Interessant ist, dass der Autor die neue, himmlische Existenzweise lange nicht so ausführlich beschreibt wie die irdische Existenzweise: „Ihr habt den neuen Menschen angezogen, der erneuert wird zur Erkenntnis nach dem Ebenbild dessen, der ihn geschaffen hat.“ (v. 9f) Die zentrale neue Erkenntnis, das legt Vers 11 nahe, ist, dass in Christus alle bisherigen gesellschaftlichen Unterschiede aufgehoben sind. Alle und alles ist eins in Christus. Eine Lebenshaltung der universellen Verbundenheit, wie sie auch in der Beschreibung der Existenzweise des Seins bei Erich Fromm begegnet.
Wer in solch vernetzter Gemeinschaft lebt muss nicht mehr alles haben, er oder sie kann teilhaben an dem, was andere mit ihr oder ihm teilen. Tauschbörsen, Nachbarschaftsnetzwerke, Gemeinschaftsgärten und vieles mehr sind Ausdruck solch einer neuen Lebenshaltung. Wenn die christliche Gemeinde von der universellen Gemeinschaft aller in Christus geprägt ist, könnte hier doch der Ort sein, um solches gemeinschaftliche Leben im Sein zu gestalten…
Lk 12,13-21 (Evangelium im Lesejahr C)
Im Gleichnis vom reichen Kornbauern, das im Zentrum des Lesungstextes steht, stehen sich die beiden von Erich Fromm skizzierten Existenzweisen des Habens und des Seins direkt gegenüber: Der Kornbauer vertraut darauf, dass sein Besitz ihm Sicherheit bieten wird. Er lebt im Haben. Das Gotteswort und die abschließende Interpretation Jesu dagegen betonen, dass Sicherheit angesichts des Todes nur durch das Vertrauen auf Gott entstehen kann. Ähnlich wie bei Kohelet ist es auch hier der Tod, der den Wert des materiellen Besitzes relativiert und in Frage stellt.

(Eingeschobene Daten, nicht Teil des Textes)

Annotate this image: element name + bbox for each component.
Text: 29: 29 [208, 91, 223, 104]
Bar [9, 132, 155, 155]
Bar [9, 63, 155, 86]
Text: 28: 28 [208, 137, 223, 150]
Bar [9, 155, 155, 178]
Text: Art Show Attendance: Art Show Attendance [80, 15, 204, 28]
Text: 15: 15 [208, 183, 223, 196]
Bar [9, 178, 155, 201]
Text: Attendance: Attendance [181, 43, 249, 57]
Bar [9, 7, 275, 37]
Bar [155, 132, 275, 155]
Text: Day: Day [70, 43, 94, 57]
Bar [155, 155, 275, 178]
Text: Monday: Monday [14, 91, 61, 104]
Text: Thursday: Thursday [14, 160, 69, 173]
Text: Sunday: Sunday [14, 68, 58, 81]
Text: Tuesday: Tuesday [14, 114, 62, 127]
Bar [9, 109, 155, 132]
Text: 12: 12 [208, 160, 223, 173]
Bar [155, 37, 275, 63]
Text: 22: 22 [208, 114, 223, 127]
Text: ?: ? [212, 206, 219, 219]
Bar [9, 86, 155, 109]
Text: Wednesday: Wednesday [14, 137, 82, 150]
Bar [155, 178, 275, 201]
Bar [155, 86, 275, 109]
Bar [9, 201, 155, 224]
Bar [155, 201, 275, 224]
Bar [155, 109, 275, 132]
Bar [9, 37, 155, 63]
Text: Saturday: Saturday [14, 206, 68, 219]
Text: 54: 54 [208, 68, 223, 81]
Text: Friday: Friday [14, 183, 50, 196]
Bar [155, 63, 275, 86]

Worauf also vertraue ich, worauf baue ich mein Leben? Diese grundsätzliche Frage scheint Jesus zu stellen, wenn er im das Gleichnis einleitenden Abschnitt vor der Habgier warnt – „denn niemand lebt davon, dass er viele Güter hat“ (v.15). Diese Aussage ist radikaler als die Botschaft des Gleichnisses, denn der Kornbauer lebt ja zunächst von seinen Gütern sehr gut. In der Mahnung Jesu dagegen begegnet die grundsätzliche Frage nach der Lebenshaltung – lebe ich in der Existenzweise des Habens oder in der Existenzweise des Seins? Was braucht es wirklich zu einem guten und gelingenden Leben?